Central of Georgia Ry. Co. v. Boswell

The question of importance on this appeal is presented in the ruling of the court sustaining the demurrers of the plaintiff to the defendant's plea of contributory negligence set out in the foregoing statement of the case.

In Southern Ry. Co. v. Dickens, 153 Ala. 283, 45 So. 215, the defendant railway interposed, as a defense to a suit of similar character as that here considered, a plea of contributory negligence, in that the plaintiff had breached his contract in regard to maintaining a fence on each side of defendant's roadbed where it passed through the defendant's land, which said contract was in writing based on a valuable consideration; the plea alleging further that the plaintiff carelessly and negligently, and contrary to his duty under the contract, allowed the fence to become insecure and broken down, in consequence of which the animal which was killed got upon the right of way, and that such failure on the part of plaintiff proximately contributed to the plaintiff's damage.

In discussing the sufficiency of this plea, the court, after referring to those cases where it had been held that the fact that the owner of the stock unlawfully suffered them to run at large in what is commonly referred to as "stock law districts" was no defense to an action for the negligent killing of such animals, said:

"The plea under consideration does not deny that defendant was negligent; and we can see no difference in principle between holding that the unlawful act of failing to keep the fences up cannot be urged as constituting contributory negligence and holding that the unlawful act of suffering animals to run at large does not constitute such negligence. The act of the plaintiff in failing to maintain the fences may constitute a breach of the contract; and, although the cow escaped from the plaintiff's land on account of the breach, it cannot be held to have been the moving proximate cause of the death of the animal, and the court did not err in sustaining the demurrer to pleas 2 and 3."

See, also, L. N. v. Christian Moerlein Brew. Co., 150 Ala. 390,43 So. 723; L. N. R. R. Co. v. Kelsey, 89 Ala. 287,7 So. 648; M. O. R. R. Co. v. Christian Moerlein Brewing Co., 146 Ala. 404, 41 So. 17; Ensley Mere. Co. v. Otwell,142 Ala. 575, 38 So. 839, 4 Ann. Cas. 512; St. L. S. F. R. R. Co. v. Douglass, 152 Ala. 197, 44 So. 677; A. G. S. R. R. Co. v. McAlpine Co., 71 Ala. 545; So. Ry. Co. v. Hoge,141 Ala. 351, 37 So. 439.

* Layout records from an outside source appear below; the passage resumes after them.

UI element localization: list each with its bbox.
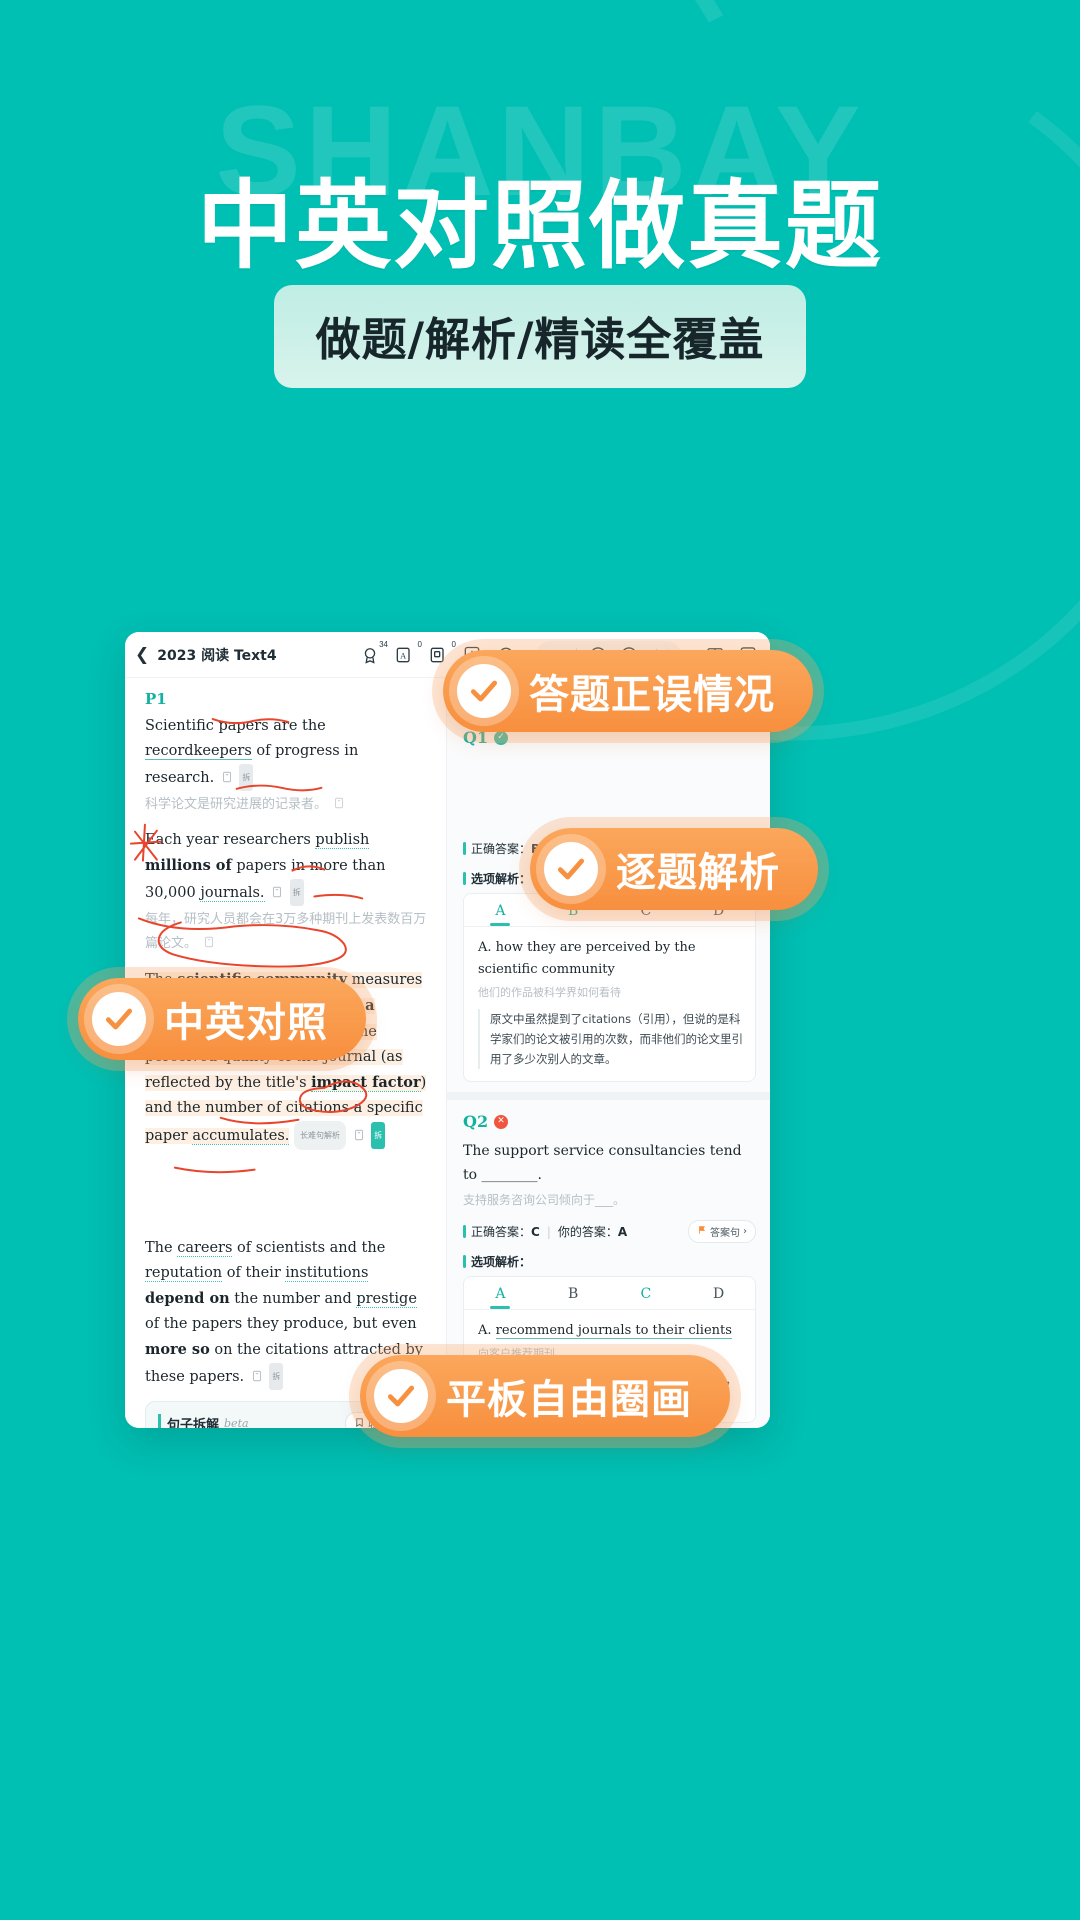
note-card-icon[interactable]: 0: [428, 640, 456, 665]
question-divider: [447, 1092, 770, 1100]
option-analysis-label: 选项解析：: [471, 872, 532, 886]
option-en-text: A. how they are perceived by the scienti…: [478, 940, 696, 977]
check-circle-icon: ✓: [494, 730, 509, 745]
badge-star-icon[interactable]: 34: [360, 640, 388, 665]
chevron-left-icon[interactable]: ❮: [135, 646, 149, 663]
option-en-text: A. recommend journals to their clients: [478, 1323, 732, 1339]
copy-icon[interactable]: [352, 1126, 366, 1141]
reading-zh-text: 科学论文是研究进展的记录者。: [145, 793, 430, 817]
split-chip-active[interactable]: 拆: [371, 1122, 386, 1149]
option-tab-c[interactable]: C: [610, 1277, 683, 1309]
option-analysis-label-row: 选项解析：: [463, 1253, 756, 1270]
question-number: Q2: [463, 1112, 489, 1131]
correct-answer-label: 正确答案：: [471, 842, 532, 856]
question-stem-en: The support service consultancies tend t…: [463, 1143, 742, 1183]
badge-count: 0: [451, 639, 456, 649]
callout-label: 逐题解析: [616, 850, 780, 896]
copy-icon[interactable]: [270, 883, 284, 898]
callout-answer-status: 答题正误情况: [443, 650, 813, 732]
copy-icon[interactable]: [332, 795, 346, 809]
page-title: 中英对照做真题: [197, 170, 883, 282]
answer-source-label: 答案句: [710, 1228, 740, 1239]
reading-zh-text: 每年，研究人员都会在3万多种期刊上发表数百万篇论文。: [145, 912, 427, 951]
paragraph-label: P1: [145, 690, 167, 708]
accent-bar: [463, 872, 466, 885]
callout-label: 平板自由圈画: [446, 1377, 692, 1423]
reading-block: Scientific papers are the recordkeepers …: [145, 714, 430, 817]
accent-bar: [463, 1255, 466, 1268]
reading-block: Each year researchers publish millions o…: [145, 828, 430, 956]
svg-text:A: A: [400, 651, 406, 660]
long-sentence-chip[interactable]: 长难句解析: [294, 1121, 347, 1150]
accent-bar: [463, 842, 466, 855]
chevron-right-icon: ›: [743, 1226, 747, 1237]
subtitle-container: 做题/解析/精读全覆盖: [0, 285, 1080, 388]
bookmark-plus-icon: [354, 1417, 365, 1429]
option-tab-a[interactable]: A: [464, 1277, 537, 1309]
option-analysis-label: 选项解析：: [471, 1255, 532, 1269]
badge-count: 0: [417, 639, 422, 649]
check-circle-icon: [92, 992, 146, 1046]
copy-icon[interactable]: [250, 1367, 264, 1382]
option-detail-body: A. how they are perceived by the scienti…: [464, 927, 755, 1081]
callout-bilingual: 中英对照: [78, 978, 366, 1060]
check-circle-icon: [544, 842, 598, 896]
reading-en-text: Each year researchers publish millions o…: [145, 828, 430, 906]
close-circle-icon: ✕: [494, 1114, 509, 1129]
answer-source-button[interactable]: 答案句 ›: [688, 1220, 756, 1243]
badge-count: 34: [379, 639, 388, 649]
callout-label: 中英对照: [164, 1000, 328, 1046]
translate-a-icon[interactable]: A 0: [394, 640, 422, 665]
question-header: Q2 ✕: [463, 1112, 756, 1131]
question-stem-zh: 支持服务咨询公司倾向于___。: [463, 1193, 626, 1207]
accent-bar: [463, 1225, 466, 1238]
answer-divider: |: [546, 1224, 551, 1239]
split-chip[interactable]: 拆: [239, 764, 254, 791]
analysis-scroll-area[interactable]: Q1 ✓ 正确答案： B | 你的答案： B: [447, 716, 770, 1428]
check-circle-icon: [374, 1369, 428, 1423]
callout-tablet-annotation: 平板自由圈画: [360, 1355, 730, 1437]
reading-en-text: Scientific papers are the recordkeepers …: [145, 714, 430, 791]
correct-answer-label: 正确答案：: [471, 1225, 532, 1239]
option-tab-b[interactable]: B: [537, 1277, 610, 1309]
option-tab-d[interactable]: D: [682, 1277, 755, 1309]
callout-label: 答题正误情况: [529, 672, 775, 718]
check-circle-icon: [457, 664, 511, 718]
q1-stem-spacer: [463, 747, 756, 825]
analysis-pane[interactable]: 题目 解析 Q1 ✓ 正确答案： B | 你的答案：: [447, 678, 770, 1428]
answer-summary-row: 正确答案： C | 你的答案： A 答案句 ›: [463, 1220, 756, 1243]
option-tab-a[interactable]: A: [464, 894, 537, 926]
option-zh-text: 他们的作品被科学界如何看待: [478, 986, 621, 999]
sentence-breakdown-title: 句子拆解: [158, 1414, 219, 1428]
copy-icon[interactable]: [220, 768, 234, 783]
page-title-toolbar: 2023 阅读 Text4: [157, 647, 277, 664]
copy-icon[interactable]: [202, 934, 216, 948]
beta-label: beta: [224, 1417, 249, 1428]
option-analysis-card: A B C D A. how they are perceived by the…: [463, 893, 756, 1082]
correct-answer-value: C: [531, 1224, 540, 1239]
split-chip[interactable]: 拆: [289, 879, 304, 906]
subtitle-pill: 做题/解析/精读全覆盖: [273, 285, 807, 388]
your-answer-label: 你的答案：: [557, 1225, 618, 1239]
option-tab-row: A B C D: [464, 1277, 755, 1310]
your-answer-value: A: [617, 1224, 628, 1239]
flag-icon: [697, 1225, 707, 1238]
callout-per-question-analysis: 逐题解析: [530, 828, 818, 910]
option-explanation: 原文中虽然提到了citations（引用），但说的是科学家们的论文被引用的次数，…: [478, 1009, 743, 1069]
split-chip[interactable]: 拆: [269, 1363, 284, 1390]
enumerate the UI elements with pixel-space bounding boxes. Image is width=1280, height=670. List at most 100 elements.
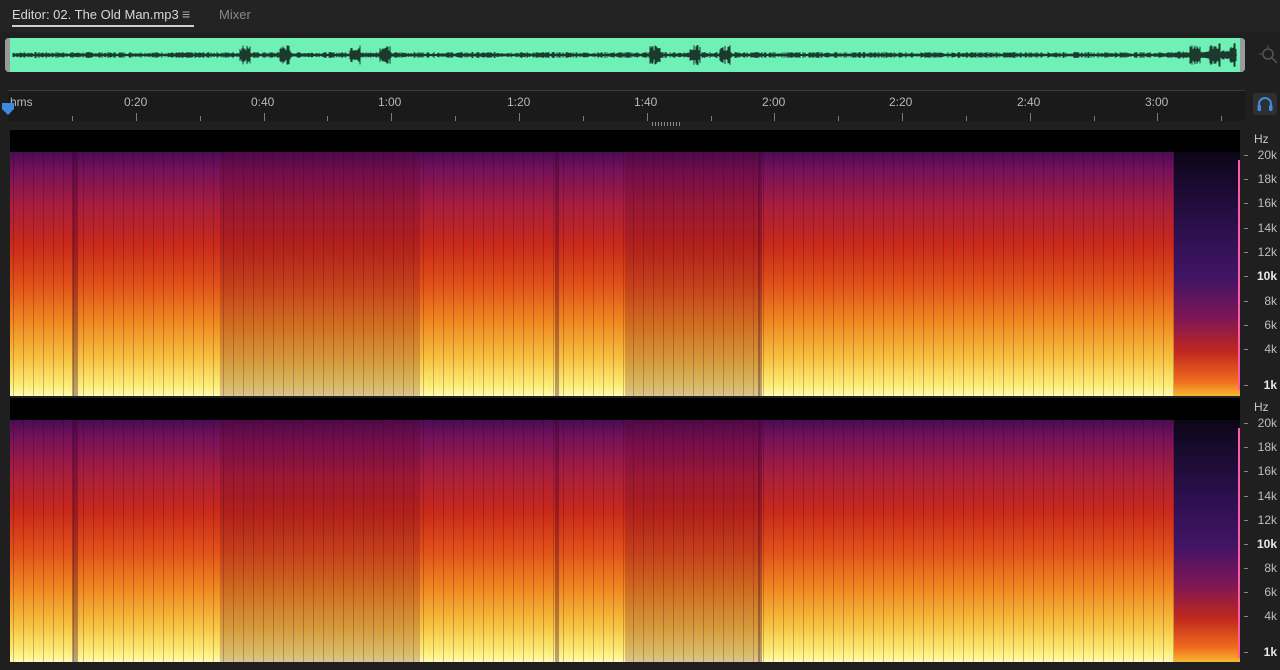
frequency-axis-right[interactable]: Hz 20k 18k 16k 14k 12k 10k 8k 6k 4k 1k <box>1244 398 1280 662</box>
frequency-tick <box>1244 496 1248 497</box>
frequency-unit-label: Hz <box>1254 132 1269 146</box>
spectral-gap <box>758 420 762 662</box>
headphones-button[interactable] <box>1253 93 1277 115</box>
ruler-tick <box>72 116 73 121</box>
ruler-tick <box>1157 113 1158 121</box>
frequency-tick <box>1244 349 1248 350</box>
frequency-tick <box>1244 616 1248 617</box>
frequency-tick <box>1244 471 1248 472</box>
playhead-icon[interactable] <box>2 103 14 115</box>
spectral-dense-region <box>220 420 420 662</box>
selection-marker <box>1238 428 1240 658</box>
ruler-tick <box>966 116 967 121</box>
spectral-dense-region <box>625 420 760 662</box>
frequency-label: 18k <box>1257 172 1277 186</box>
frequency-label: 20k <box>1257 416 1277 430</box>
frequency-label: 16k <box>1257 196 1277 210</box>
ruler-tick <box>1221 116 1222 121</box>
frequency-label: 12k <box>1257 245 1277 259</box>
ruler-tick-label: 2:20 <box>889 95 913 109</box>
overview-waveform[interactable] <box>5 38 1245 72</box>
frequency-tick <box>1244 520 1248 521</box>
frequency-label: 4k <box>1264 609 1277 623</box>
frequency-label: 1k <box>1263 378 1277 392</box>
overview-waveform-graphic <box>12 43 1237 67</box>
ruler-tick <box>647 113 648 121</box>
panel-menu-icon[interactable]: ≡ <box>182 6 190 22</box>
ruler-tick <box>838 116 839 121</box>
frequency-label: 6k <box>1264 585 1277 599</box>
spectral-display <box>10 152 1240 396</box>
ruler-tick-label: 0:20 <box>124 95 148 109</box>
ruler-tick <box>519 113 520 121</box>
frequency-tick <box>1244 325 1248 326</box>
spectral-dense-region <box>625 152 760 396</box>
frequency-label: 10k <box>1256 269 1277 283</box>
spectral-fadeout <box>1174 420 1240 662</box>
frequency-tick <box>1244 276 1248 277</box>
frequency-label: 1k <box>1263 645 1277 659</box>
selection-marker <box>1238 160 1240 390</box>
ruler-tick <box>711 116 712 121</box>
ruler-tick-label: 2:00 <box>762 95 786 109</box>
frequency-unit-label: Hz <box>1254 400 1269 414</box>
ruler-tick-label: 3:00 <box>1145 95 1169 109</box>
ruler-tick <box>583 116 584 121</box>
ruler-tick <box>264 113 265 121</box>
frequency-tick <box>1244 203 1248 204</box>
frequency-tick <box>1244 228 1248 229</box>
frequency-tick <box>1244 155 1248 156</box>
tab-bar: Editor: 02. The Old Man.mp3 ≡ Mixer <box>0 0 1280 32</box>
frequency-label: 14k <box>1257 489 1277 503</box>
frequency-label: 20k <box>1257 148 1277 162</box>
frequency-label: 12k <box>1257 513 1277 527</box>
spectral-gap <box>72 420 78 662</box>
ruler-tick <box>1094 116 1095 121</box>
timeline-ruler[interactable]: hms 0:20 0:40 1:00 1:20 1:40 2:00 2:20 2… <box>8 90 1245 121</box>
frequency-tick <box>1244 447 1248 448</box>
spectral-gap <box>72 152 78 396</box>
frequency-axis-left[interactable]: Hz 20k 18k 16k 14k 12k 10k 8k 6k 4k 1k <box>1244 130 1280 396</box>
frequency-tick <box>1244 301 1248 302</box>
spectral-dense-region <box>220 152 420 396</box>
frequency-label: 6k <box>1264 318 1277 332</box>
frequency-tick <box>1244 423 1248 424</box>
frequency-tick <box>1244 179 1248 180</box>
ruler-tick-label: 1:20 <box>507 95 531 109</box>
ruler-tick <box>391 113 392 121</box>
active-tab-indicator <box>12 25 194 27</box>
tab-mixer[interactable]: Mixer <box>219 7 251 22</box>
zoom-icon[interactable] <box>1258 44 1280 66</box>
frequency-label: 10k <box>1256 537 1277 551</box>
ruler-tick <box>774 113 775 121</box>
ruler-tick <box>327 116 328 121</box>
ruler-tick-label: 0:40 <box>251 95 275 109</box>
spectral-display <box>10 420 1240 662</box>
frequency-tick <box>1244 385 1248 386</box>
frequency-tick <box>1244 592 1248 593</box>
tab-editor[interactable]: Editor: 02. The Old Man.mp3 <box>12 7 179 22</box>
ruler-tick <box>136 113 137 121</box>
frequency-tick <box>1244 652 1248 653</box>
frequency-tick <box>1244 544 1248 545</box>
spectrogram-channel-left[interactable] <box>10 130 1240 396</box>
frequency-label: 8k <box>1264 561 1277 575</box>
frequency-label: 14k <box>1257 221 1277 235</box>
ruler-tick-label: 2:40 <box>1017 95 1041 109</box>
spectrogram-channel-right[interactable] <box>10 398 1240 662</box>
spectral-gap <box>555 420 559 662</box>
ruler-tick <box>902 113 903 121</box>
spectral-gap <box>758 152 762 396</box>
ruler-tick <box>1030 113 1031 121</box>
ruler-tick <box>455 116 456 121</box>
spectral-gap <box>555 152 559 396</box>
frequency-tick <box>1244 568 1248 569</box>
frequency-label: 8k <box>1264 294 1277 308</box>
frequency-label: 18k <box>1257 440 1277 454</box>
frequency-label: 4k <box>1264 342 1277 356</box>
ruler-tick-label: 1:00 <box>378 95 402 109</box>
spectral-fadeout <box>1174 152 1240 396</box>
ruler-tick <box>200 116 201 121</box>
resize-grip[interactable] <box>652 122 682 126</box>
overview-handle-right[interactable] <box>1240 38 1245 72</box>
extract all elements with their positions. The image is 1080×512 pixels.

It is to be noted in the instant case that no unlawful act is charged to plaintiff, nor breach of any duty, nor indeed, when the facts set up in the plea are considered, is any negligent conduct shown on the part of the plaintiff. Clearly none, however, which can be said to be shown to have been the moving proximate cause of the death of the animal. We are of the opinion that under the *Page 59 principle of the above-cited cases the plea was insufficient and the demurrer properly sustained.

When properly construed, it may be seriously questioned that the case of Guess v. So. Ry. Co., 30 S.C. 163, 9 S.E. 18, relied on by counsel for appellant, is in conflict with the conclusion here reached. Should it be construed, however, to the contrary, that authority must be held out of harmony with the foregoing cases, and therefore not to be followed by this court.

It results that the judgment appealed from will be affirmed.

Affirmed.

ANDERSON, C. J., and McCLELLAN and SAYRE, JJ., concur.